Le ministre sud-africain des Affaires étrangères, Ronald Lamola, a indiqué que l’ambassadeur avait été appelé à répondre de ses propos tenus la veille devant des chefs d’entreprise. Bozell avait notamment qualifié de « discours de haine » le chant historique de lutte anti-apartheid « Kill the Boer, Kill the farmer » (« Tuez le Boer, tuez le fermier »), malgré plusieurs décisions de la justice sud-africaine, y compris de la Cour constitutionnelle, qui considèrent ce slogan comme un symbole de résistance au régime ségrégationniste et non comme une incitation à la violence.
« Je suis désolé mais je n’ai que faire de ce que disent vos tribunaux, c’est un discours de haine », aurait déclaré l’ambassadeur, selon des participants à la rencontre.
Mercredi, Bozell a partiellement rétropédalé sur X : « Mon opinion personnelle, partagée par de nombreux Sud-Africains, est que “Kill the Boer” est un discours de haine, mais le gouvernement des États-Unis respecte l’indépendance et les conclusions du système judiciaire sud-africain. »

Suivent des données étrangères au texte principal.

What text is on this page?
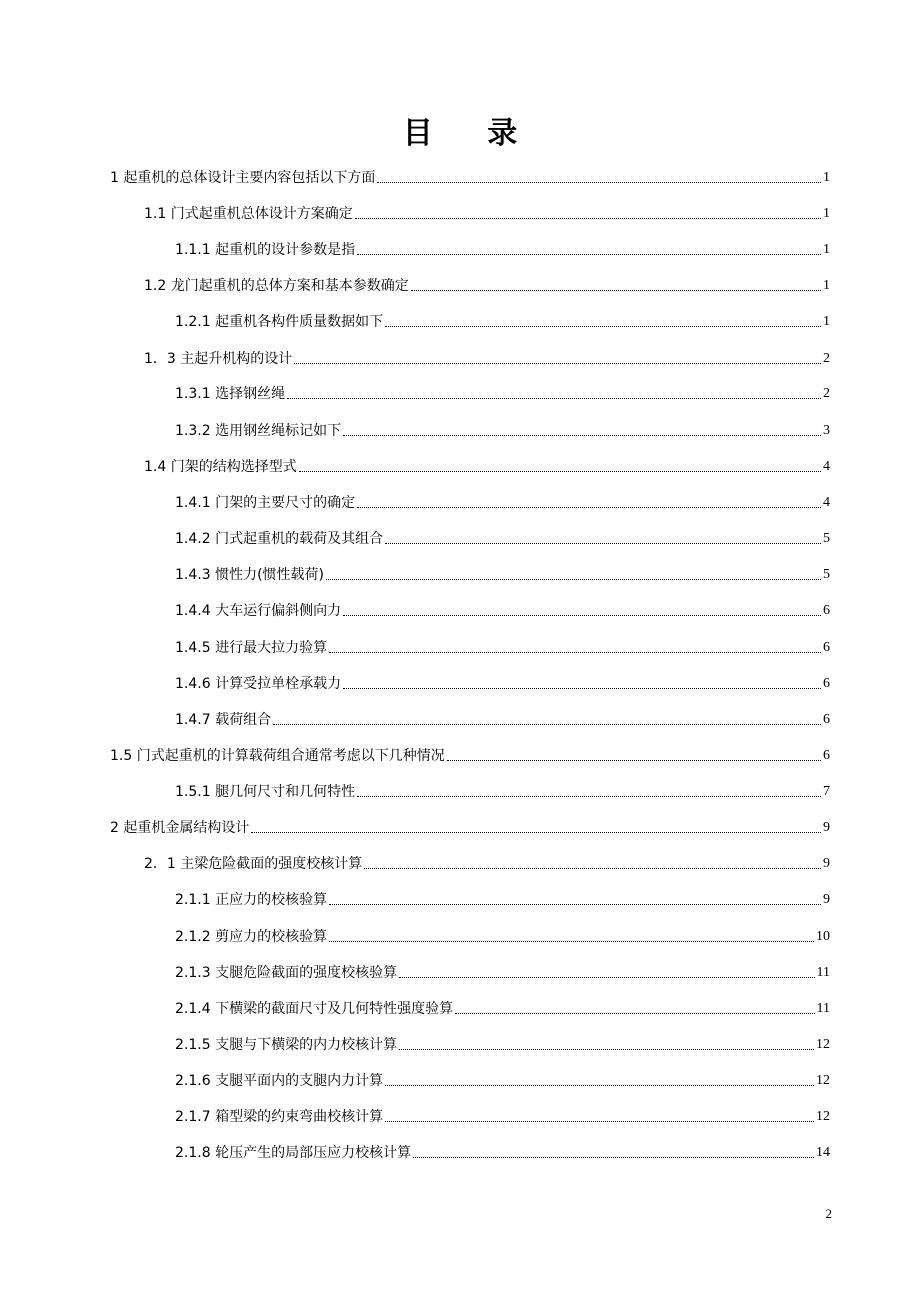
目 录
1 起重机的总体设计主要内容包括以下方面	1
1.1 门式起重机总体设计方案确定	1
1.1.1 起重机的设计参数是指	1
1.2 龙门起重机的总体方案和基本参数确定	1
1.2.1 起重机各构件质量数据如下	1
1．3 主起升机构的设计	2
1.3.1 选择钢丝绳	2
1.3.2 选用钢丝绳标记如下	3
1.4 门架的结构选择型式	4
1.4.1 门架的主要尺寸的确定	4
1.4.2 门式起重机的载荷及其组合	5
1.4.3 惯性力(惯性载荷)	5
1.4.4 大车运行偏斜侧向力	6
1.4.5 进行最大拉力验算	6
1.4.6 计算受拉单栓承载力	6
1.4.7 载荷组合	6
1.5 门式起重机的计算载荷组合通常考虑以下几种情况	6
1.5.1 腿几何尺寸和几何特性	7
2 起重机金属结构设计	9
2．1 主梁危险截面的强度校核计算	9
2.1.1 正应力的校核验算	9
2.1.2 剪应力的校核验算	10
2.1.3 支腿危险截面的强度校核验算	11
2.1.4 下横梁的截面尺寸及几何特性强度验算	11
2.1.5 支腿与下横梁的内力校核计算	12
2.1.6 支腿平面内的支腿内力计算	12
2.1.7 箱型梁的约束弯曲校核计算	12
2.1.8 轮压产生的局部压应力校核计算	14
2
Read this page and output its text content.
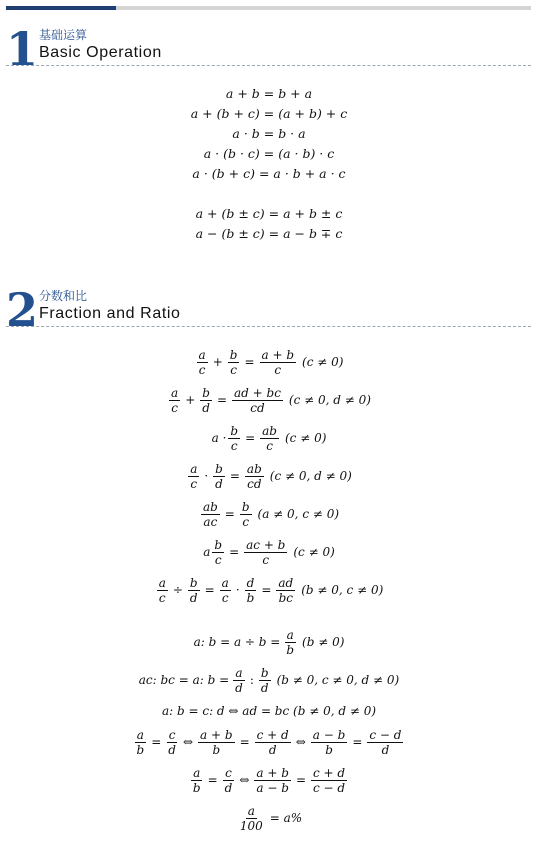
1 基础运算
Basic Operation
a + b = b + a
a + (b + c) = (a + b) + c
a · b = b · a
a · (b · c) = (a · b) · c
a · (b + c) = a · b + a · c
a + (b ± c) = a + b ± c
a − (b ± c) = a − b ∓ c
2 分数和比
Fraction and Ratio
$\frac{a}{c} + \frac{b}{c} = \frac{a + b}{c} (c \ne 0)$
$\frac{a}{c} + \frac{b}{d} = \frac{ad + bc}{cd} (c \ne 0$, d ≠ 0)
$a \cdot \frac{b}{c} = \frac{ab}{c} (c \ne 0)$
$\frac{a}{c} \cdot \frac{b}{d} = \frac{ab}{cd} (c \ne 0$, d ≠ 0)
$\frac{ab}{ac} = \frac{b}{c} (a \ne 0$, c ≠ 0)
a $\frac{b}{c} = \frac{ac + b}{c} (c \ne 0)$
$\frac{a}{c} \div \frac{b}{d} = \frac{a}{c} \cdot \frac{d}{b} = \frac{ad}{bc} (b \ne 0$, c ≠ 0)
a: $b = a \div b = \frac{a}{b} (b \ne 0)$
ac: bc = a: $b = \frac{a}{d}$ : $\frac{b}{d} (b \ne 0$, c ≠ 0, d ≠ 0)
a: b = c: d ⇔ ad = bc (b ≠ 0, d ≠ 0)
$\frac{a}{b} = \frac{c}{d}$ ⇔ $\frac{a + b}{b} = \frac{c + d}{d}$ ⇔ $\frac{a - b}{b} = \frac{c - d}{d}$
$\frac{a}{b} = \frac{c}{d}$ ⇔ $\frac{a + b}{a - b} = \frac{c + d}{c - d}$
$\frac{a}{100} = a\%$
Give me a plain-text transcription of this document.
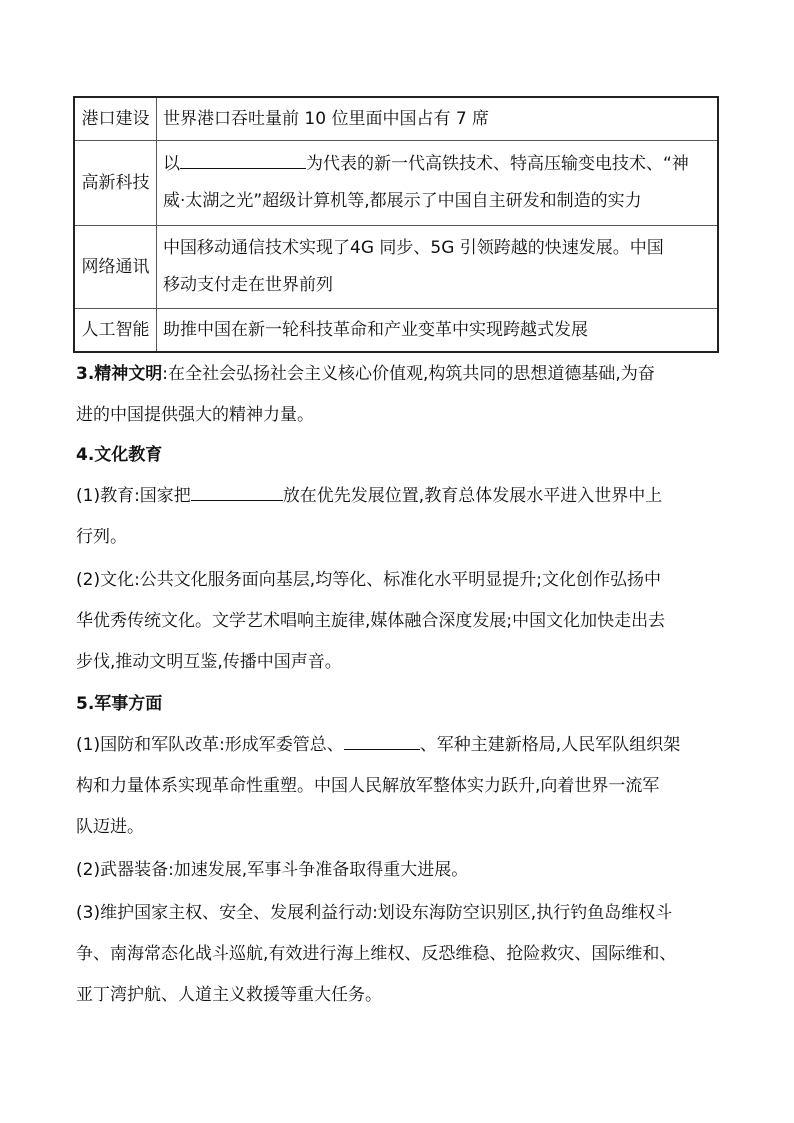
港口建设	世界港口吞吐量前 10 位里面中国占有 7 席

高新科技	以 为代表的新一代高铁技术、特高压输变电技术、“神
威·太湖之光”超级计算机等,都展示了中国自主研发和制造的实力

网络通讯	中国移动通信技术实现了4G 同步、5G 引领跨越的快速发展。中国
移动支付走在世界前列

人工智能	助推中国在新一轮科技革命和产业变革中实现跨越式发展
3.精神文明:在全社会弘扬社会主义核心价值观,构筑共同的思想道德基础,为奋
进的中国提供强大的精神力量。
4.文化教育
(1)教育:国家把	放在优先发展位置,教育总体发展水平进入世界中上
行列。
(2)文化:公共文化服务面向基层,均等化、标准化水平明显提升;文化创作弘扬中
华优秀传统文化。文学艺术唱响主旋律,媒体融合深度发展;中国文化加快走出去
步伐,推动文明互鉴,传播中国声音。
5.军事方面
(1)国防和军队改革:形成军委管总、	、军种主建新格局,人民军队组织架
构和力量体系实现革命性重塑。中国人民解放军整体实力跃升,向着世界一流军
队迈进。
(2)武器装备:加速发展,军事斗争准备取得重大进展。
(3)维护国家主权、安全、发展利益行动:划设东海防空识别区,执行钓鱼岛维权斗
争、南海常态化战斗巡航,有效进行海上维权、反恐维稳、抢险救灾、国际维和、
亚丁湾护航、人道主义救援等重大任务。
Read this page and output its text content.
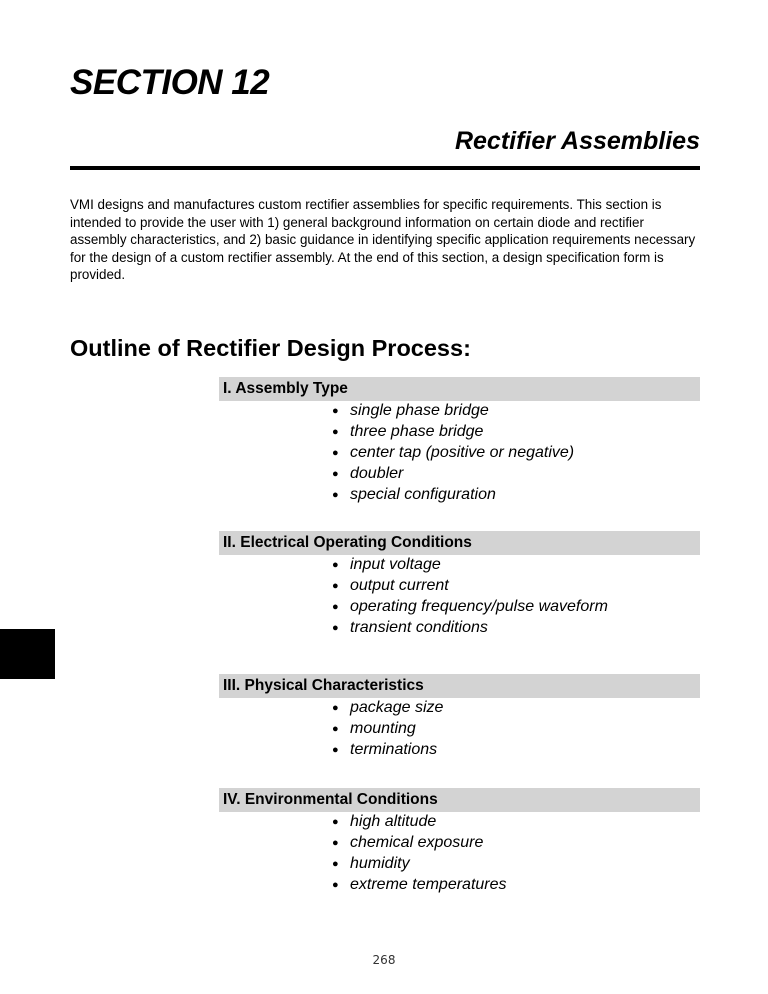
SECTION 12
Rectifier Assemblies

VMI designs and manufactures custom rectifier assemblies for specific requirements. This section is intended to provide the user with 1) general background information on certain diode and rectifier assembly characteristics, and 2) basic guidance in identifying specific application requirements necessary for the design of a custom rectifier assembly. At the end of this section, a design specification form is provided.

Outline of Rectifier Design Process:
I. Assembly Type
● single phase bridge
● three phase bridge
● center tap (positive or negative)
● doubler
● special configuration
II. Electrical Operating Conditions
● input voltage
● output current
● operating frequency/pulse waveform
● transient conditions
III. Physical Characteristics
● package size
● mounting
● terminations
IV. Environmental Conditions
● high altitude
● chemical exposure
● humidity
● extreme temperatures
268
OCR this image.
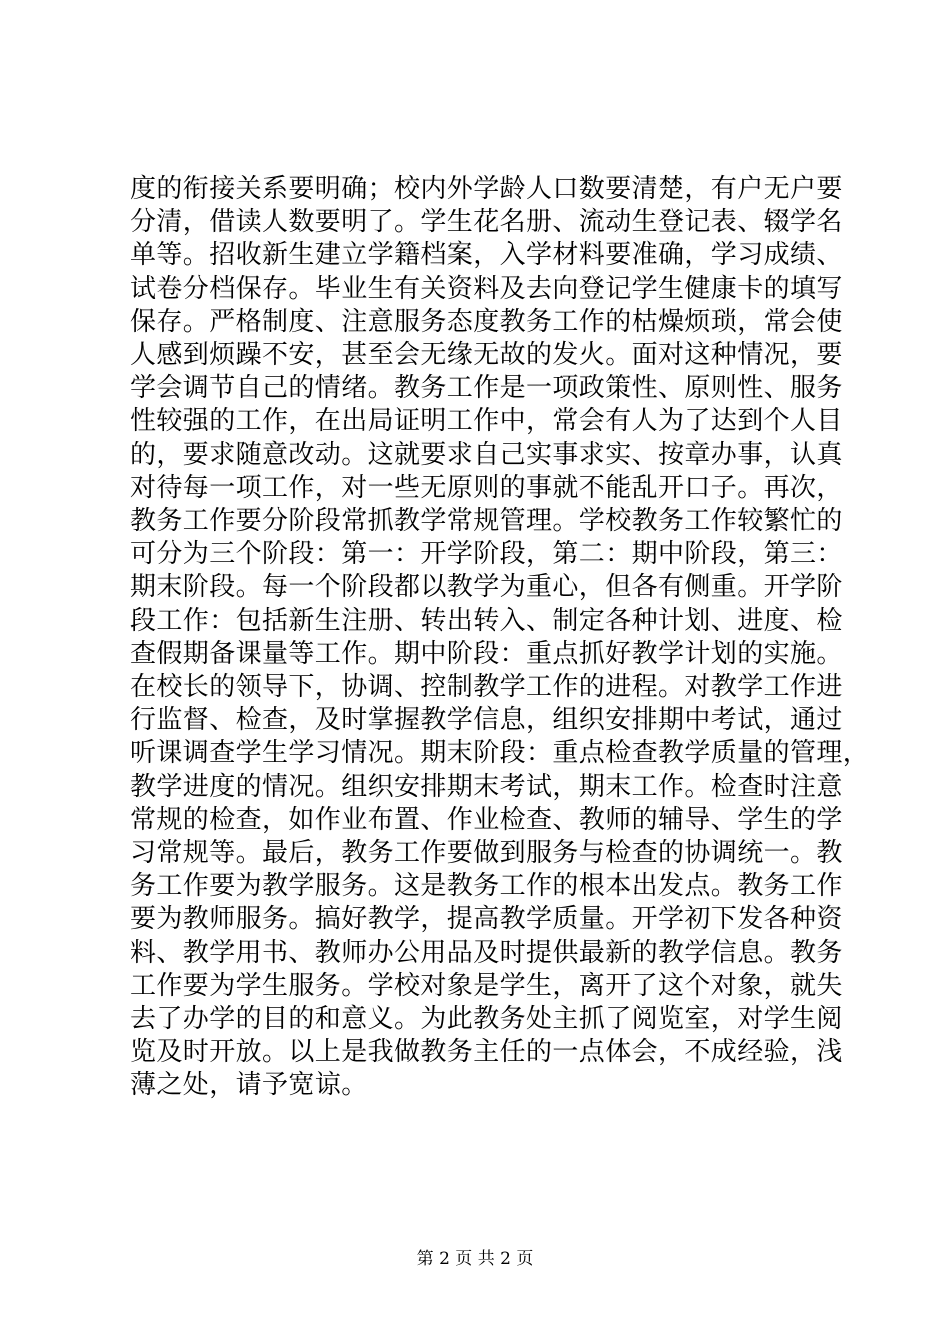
度的衔接关系要明确；校内外学龄人口数要清楚，有户无户要
分清，借读人数要明了。学生花名册、流动生登记表、辍学名
单等。招收新生建立学籍档案，入学材料要准确，学习成绩、
试卷分档保存。毕业生有关资料及去向登记学生健康卡的填写
保存。严格制度、注意服务态度教务工作的枯燥烦琐，常会使
人感到烦躁不安，甚至会无缘无故的发火。面对这种情况，要
学会调节自己的情绪。教务工作是一项政策性、原则性、服务
性较强的工作，在出局证明工作中，常会有人为了达到个人目
的，要求随意改动。这就要求自己实事求实、按章办事，认真
对待每一项工作，对一些无原则的事就不能乱开口子。再次，
教务工作要分阶段常抓教学常规管理。学校教务工作较繁忙的
可分为三个阶段：第一：开学阶段，第二：期中阶段，第三：
期末阶段。每一个阶段都以教学为重心，但各有侧重。开学阶
段工作：包括新生注册、转出转入、制定各种计划、进度、检
查假期备课量等工作。期中阶段：重点抓好教学计划的实施。
在校长的领导下，协调、控制教学工作的进程。对教学工作进
行监督、检查，及时掌握教学信息，组织安排期中考试，通过
听课调查学生学习情况。期末阶段：重点检查教学质量的管理，
教学进度的情况。组织安排期末考试，期末工作。检查时注意
常规的检查，如作业布置、作业检查、教师的辅导、学生的学
习常规等。最后，教务工作要做到服务与检查的协调统一。教
务工作要为教学服务。这是教务工作的根本出发点。教务工作
要为教师服务。搞好教学，提高教学质量。开学初下发各种资
料、教学用书、教师办公用品及时提供最新的教学信息。教务
工作要为学生服务。学校对象是学生，离开了这个对象，就失
去了办学的目的和意义。为此教务处主抓了阅览室，对学生阅
览及时开放。以上是我做教务主任的一点体会，不成经验，浅
薄之处，请予宽谅。
第 2 页 共 2 页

Le ministre Lamola a également réfuté les critiques de l’ambassadeur contre les politiques de discrimination positive (Broad-Based Black Economic Empowerment), destinées à corriger les inégalités héritées de l’apartheid. « Ce ne sont pas du racisme inversé, contrairement à ce qu’a laissé entendre l’ambassadeur. C’est un impératif constitutionnel que nous ne renoncerons jamais », a-t-il insisté.
Ces tensions s’inscrivent dans un contexte bilatéral déjà dégradé. Les États-Unis reprochent à Pretoria sa plainte pour génocide contre Israël devant la Cour internationale de Justice, ses relations avec l’Iran et ce que Washington présente comme une persécution des Afrikaners. En mai 2025, Donald Trump avait diffusé une vidéo de Julius Malema chantant « Kill the Boer » lors d’une rencontre avec Cyril Ramaphosa, qui avait rappelé que Malema était un opposant politique.
Malgré ces frictions, les deux pays maintiennent des liens économiques significatifs et Pretoria affirme son attachement au dialogue tout en défendant sa souveraineté.